One or two mutually agreed upon main issues are addressed each session. The therapist and patient work collaboratively to address these issues using behavioral techniques along with cognitive restructuring techniques. During the session, the therapist assesses the patient's understanding and agreement with the rationale for treatment. Feedback is solicited about the patient's experience of the therapy, their understanding of the procedures, thoughts about the therapeutic alliance. Finally, both the patient and therapist work to develop homework assignments that are manageable, relevant to the current problems and consistent with the agreed upon treatment goals (Beck, 1995). In cognitive therapy for schizophrenia, several adaptations to the model need to be made, but the course of treatment follows the same basic structure as traditional cognitive therapy.

Therapy is usually delivered in individual sessions, lasting 50 - 60 minutes. However, it can be delivered in shorter duration or the patient can be offered breaks depending on the patient's level of agitation or acute distress. Unlike traditional cognitive therapy, there is a lengthier process for engaging the patient (Kingdon & Turkington, 1994). Stages of Cognitive Therapy for Schizophrenia are the following: Engage; Assess; Trace Origins of beliefs / hallucinations ; Elicit beliefs about the mechanisms underlying delusions / hallucinations ; Normalize symptoms and discuss alternative mechanisms; Re attribute hallucinations and discuss content; Treat Negative symptoms. CONCLUSION Cognitive Therapy is a promising adjunctive treatment for schizophrenia.
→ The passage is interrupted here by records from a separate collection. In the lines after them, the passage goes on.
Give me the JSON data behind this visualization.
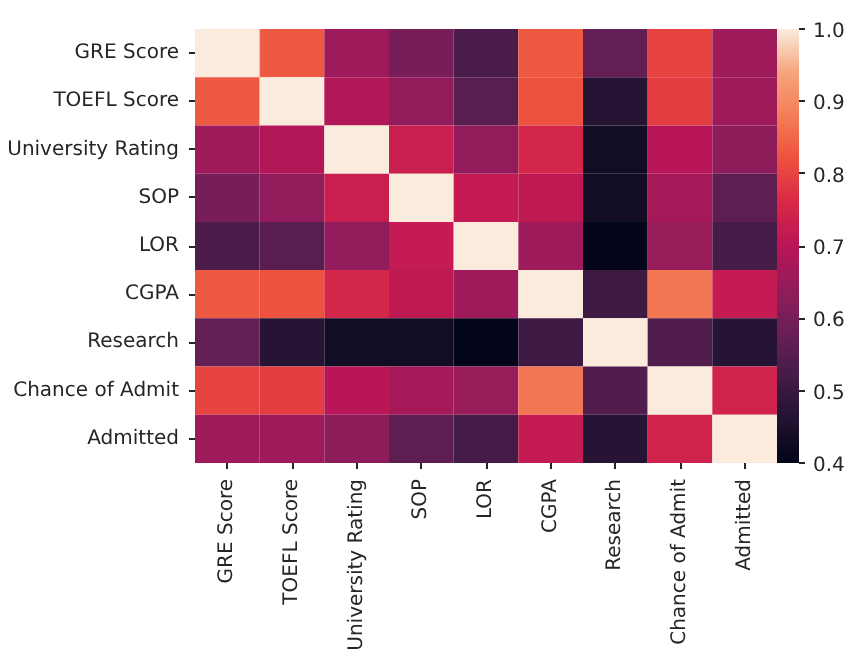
{
  "chart_data": {
    "type": "heatmap",
    "categories": [
      "GRE Score",
      "TOEFL Score",
      "University Rating",
      "SOP",
      "LOR",
      "CGPA",
      "Research",
      "Chance of Admit",
      "Admitted"
    ],
    "y_categories": [
      "GRE Score",
      "TOEFL Score",
      "University Rating",
      "SOP",
      "LOR",
      "CGPA",
      "Research",
      "Chance of Admit",
      "Admitted"
    ],
    "cells": [
      [
        1.0,
        0.83,
        0.66,
        0.6,
        0.53,
        0.83,
        0.57,
        0.8,
        0.66
      ],
      [
        0.83,
        1.0,
        0.69,
        0.64,
        0.55,
        0.82,
        0.47,
        0.79,
        0.66
      ],
      [
        0.66,
        0.69,
        1.0,
        0.73,
        0.64,
        0.75,
        0.43,
        0.7,
        0.63
      ],
      [
        0.6,
        0.64,
        0.73,
        1.0,
        0.72,
        0.71,
        0.43,
        0.67,
        0.56
      ],
      [
        0.53,
        0.55,
        0.64,
        0.72,
        1.0,
        0.66,
        0.4,
        0.65,
        0.52
      ],
      [
        0.83,
        0.82,
        0.75,
        0.71,
        0.66,
        1.0,
        0.51,
        0.87,
        0.72
      ],
      [
        0.57,
        0.47,
        0.43,
        0.43,
        0.4,
        0.51,
        1.0,
        0.54,
        0.47
      ],
      [
        0.8,
        0.79,
        0.7,
        0.67,
        0.65,
        0.87,
        0.54,
        1.0,
        0.74
      ],
      [
        0.66,
        0.66,
        0.63,
        0.56,
        0.52,
        0.72,
        0.47,
        0.74,
        1.0
      ]
    ],
    "clim": [
      0.4,
      1.0
    ],
    "cticks": [
      {
        "value": 0.4,
        "label": "0.4"
      },
      {
        "value": 0.5,
        "label": "0.5"
      },
      {
        "value": 0.6,
        "label": "0.6"
      },
      {
        "value": 0.7,
        "label": "0.7"
      },
      {
        "value": 0.8,
        "label": "0.8"
      },
      {
        "value": 0.9,
        "label": "0.9"
      },
      {
        "value": 1.0,
        "label": "1.0"
      }
    ],
    "grid": false
  }
}
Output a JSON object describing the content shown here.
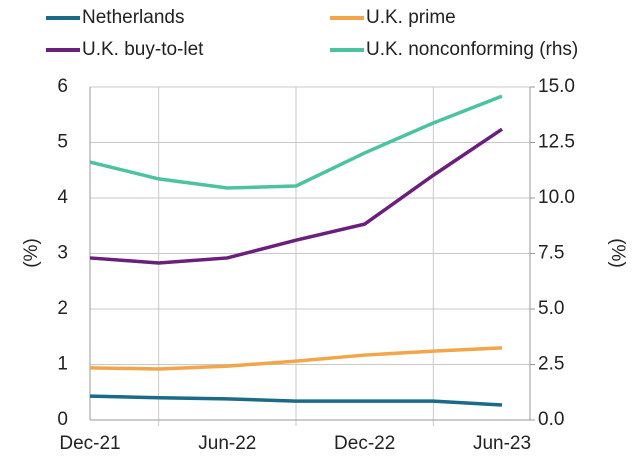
{
  "chart_data": {
    "type": "line",
    "categories": [
      "Dec-21",
      null,
      "Jun-22",
      null,
      "Dec-22",
      null,
      "Jun-23"
    ],
    "series": [
      {
        "name": "Netherlands",
        "color": "#1b6a8a",
        "values": [
          0.43,
          0.4,
          0.38,
          0.34,
          0.34,
          0.34,
          0.27
        ]
      },
      {
        "name": "U.K. prime",
        "color": "#f2a649",
        "values": [
          0.94,
          0.92,
          0.97,
          1.06,
          1.17,
          1.24,
          1.3
        ]
      },
      {
        "name": "U.K. buy-to-let",
        "color": "#6b1f7c",
        "values": [
          2.92,
          2.83,
          2.92,
          3.24,
          3.53,
          4.41,
          5.24
        ]
      },
      {
        "name": "U.K. nonconforming (rhs)",
        "color": "#4cc3a0",
        "axis": "y2",
        "values": [
          11.62,
          10.86,
          10.45,
          10.54,
          12.03,
          13.38,
          14.59
        ]
      }
    ],
    "ylabel": "(%)",
    "y2label": "(%)",
    "ylim": [
      0,
      6
    ],
    "yticks": [
      0,
      1,
      2,
      3,
      4,
      5,
      6
    ],
    "y2lim": [
      0,
      15
    ],
    "y2ticks": [
      {
        "value": 0,
        "label": "0.0"
      },
      {
        "value": 2.5,
        "label": "2.5"
      },
      {
        "value": 5,
        "label": "5.0"
      },
      {
        "value": 7.5,
        "label": "7.5"
      },
      {
        "value": 10,
        "label": "10.0"
      },
      {
        "value": 12.5,
        "label": "12.5"
      },
      {
        "value": 15,
        "label": "15.0"
      }
    ],
    "grid": true
  }
}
Cognitive therapy assists the patient in not only normalizing their symptoms as an extreme reaction to stress, but also helps them evaluate the veracity and utility of their symptoms through cognitive and behavioral interventions. Future directions for cognitive therapy may include better training and dissemination of this efficacious treatment. References Beck, J. (1995). Cognitive therapy: Basics and beyond. New York: The Guilford Press. Hale, A. (1995).

Atypical antipsychotic and compliance in schizophrenia. Nordic Journal of Psychiatry, 49, 31 - 39. Kingdon, D. , Turkington, D. (1994). Cognitive Behavioral therapy of Schizophrenia. New York: Guilford Press Rayburn, N. , Otto, M. (2003). Cognitive-behavioral therapy for panic disorder: a review of treatment elements, strategies, and outcomes.

CNS Sector, 8 (5), 356 - 62. Rector, N. , Beck, A. (2002). A Clinical Review of Cognitive Therapy for Schizophrenia. Current Psychiatry Reports, 4 (4), 284 - 292. Rector, N. , Seen, M. , Segal, Z. (2003). Cognitive therapy for schizophrenia: a preliminary randomized controlled trial.

Schizophrenia Research, 63 (1 - 2), 1 - 11. Sensky, T, Turkington, D, Kingdon, D. (2000). A randomized controlled trial of cognitive-behavioral therapy for persistent symptoms in schizophrenia resistant to medication. Arch Gen Psychiatry, 57, 165 - 172. Weinberger, D. (1995).

Schizophrenia as a Nuerodevelopmental Disorder. Schizophrenia, 16, 293 - 323.